Tuesday, July 15, 2008

A spoonful of comedy

After a long weekend of tasting Chicago and dancing to Stevie Wonder and practicing my beach volleyball skills, this rainy Sunday turned into a couch-sitting marathon. And coincidentally an “I Love the New Millennium” marathon. The VH1 “I Love….” series is as addicting as Sudoku, and even more so when the commenters are talking ABOUT Sudoku. Initially I thought it was obviously too soon to roll out this series; the signs are pretty clear when you can’t even make it a clean 10 part series because the new millennium isn’t coming to a close yet! But two hours into the marathon, Kate, Doc, and I had failed to move or attempt to change the channel yet. Four hours into it and we were committed. At the Sixth hour we could predict the next event before the clip even started, yet still we couldn’t fathom changing the channel until the bitter end.

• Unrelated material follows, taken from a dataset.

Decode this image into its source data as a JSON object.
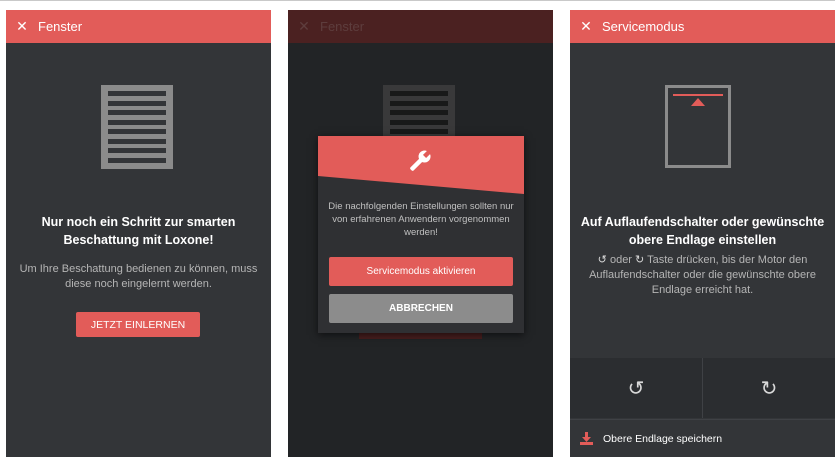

Where “I Love the 70s” was a history class for Gen Yers and hippie wannabes (myself included), and the 80s series was a challenge to see how far back into your toddler years you remember, and the 90s was an embarrassing parade of all the bedazzled memorabilia of our childhood, the 21st century series is an “in case you forgot” play by play of current events. So what was it that drew us into the pop culture explosion of products and events that we had already lived to see? Not nostalgia, not history. For me it was the underlying truth to the outlandish statements of the commenters. This goes back to my profession of love to John Stewart. The only way to survive this over stimulated, opinionated, babies-laughing-are-controversial 21st century is humor. It may be an avoidance tactic to buy more time before having to think about real issues like an economy slipping silently into a recession or being on the brink of make-or-break-the-state-of-the-union election in a few months, but why is that so bad? I watch and listen to enough vh1 clip shows and stand up and comedy central and last comic standing to see the humor in pop culture and newsmakers today. I don't think it makes the nature of things lose importance, but gives things a spoonful of sugar twist of Mary Poppins, helps it go down easier, puts things in perspective. News is not so end-of-the-world scary and LA starlet aren't so this-is-the-state-of-our-youth when you can laugh at them and be happy that your life does not involve paparazzi or Ann Coulter. If you listen to right comedians, they actually have great brush-your-shoulders-off views of America. Ellen has taught the world that sometimes all you can do is dance. And THAT is the greatest message of all.